You know what the sad part is? I could attend RCIA classes and go through with the conversion but I still wouldn't have him back. A friend once told me:
"He does not love you as much as you presume he did"
Her words struck a chord with me. I hear a lot of stories about men who did everything in their power to make their relationships work despite all the odds. My father was vehemently against me marrying out of my race and my ex boyfriend thought that it'd be a good idea to pressure me into marriage without first trying to appease my father and win him over. And yet he had many, many expectations of me.

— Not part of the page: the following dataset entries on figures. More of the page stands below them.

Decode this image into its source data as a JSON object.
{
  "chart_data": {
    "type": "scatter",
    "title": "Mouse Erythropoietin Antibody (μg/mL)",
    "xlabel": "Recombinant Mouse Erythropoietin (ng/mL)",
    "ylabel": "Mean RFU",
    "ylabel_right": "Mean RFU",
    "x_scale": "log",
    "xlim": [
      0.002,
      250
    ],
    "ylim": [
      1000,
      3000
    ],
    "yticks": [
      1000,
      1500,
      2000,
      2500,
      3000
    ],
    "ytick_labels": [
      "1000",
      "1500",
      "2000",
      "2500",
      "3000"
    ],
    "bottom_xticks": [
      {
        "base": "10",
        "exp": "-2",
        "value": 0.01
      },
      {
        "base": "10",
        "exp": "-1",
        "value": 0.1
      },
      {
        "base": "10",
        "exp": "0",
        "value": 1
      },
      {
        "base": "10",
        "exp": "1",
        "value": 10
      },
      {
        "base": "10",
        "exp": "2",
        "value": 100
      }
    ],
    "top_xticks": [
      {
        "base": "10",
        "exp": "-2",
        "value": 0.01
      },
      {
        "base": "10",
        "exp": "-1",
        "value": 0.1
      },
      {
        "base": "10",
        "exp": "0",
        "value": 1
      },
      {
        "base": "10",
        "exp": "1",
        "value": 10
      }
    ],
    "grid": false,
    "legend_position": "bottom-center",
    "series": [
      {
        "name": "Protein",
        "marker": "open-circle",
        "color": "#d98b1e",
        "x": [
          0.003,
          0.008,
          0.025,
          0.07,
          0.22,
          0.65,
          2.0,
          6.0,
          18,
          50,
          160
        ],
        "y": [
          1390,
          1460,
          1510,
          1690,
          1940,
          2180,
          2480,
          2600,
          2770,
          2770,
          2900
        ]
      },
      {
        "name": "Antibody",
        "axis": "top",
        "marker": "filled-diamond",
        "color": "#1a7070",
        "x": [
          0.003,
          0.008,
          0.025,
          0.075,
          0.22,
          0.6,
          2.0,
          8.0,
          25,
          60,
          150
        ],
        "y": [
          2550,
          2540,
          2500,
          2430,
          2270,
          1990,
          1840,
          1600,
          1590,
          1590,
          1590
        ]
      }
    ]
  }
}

Although I don't claim Catholicism as my religion, I have come to accept the Catholic Church's main tenets (NFP as the only form of birth control, raising children under the Catholic faith, no abortion under any circumstances) and even found beauty in many of its' teachings. And yet the ex accused me on not accepting his Catholic faith. What exactly did he want me to do?? I may not have spent enough time with the ex's family but that is my nature. I am a true introvert at heart.
It is too late for anything now. I cannot force somebody to be in a relationship that he does not want to be in. Yes, it was my suggestion to break up and I do feel like a cheater who promises she will no longer cheat but still does it anyway. But why couldn't he have fought a little harder? I don't always have the best judgement and I am a horrible decision maker (to think that I am in a leadership role, shudders!).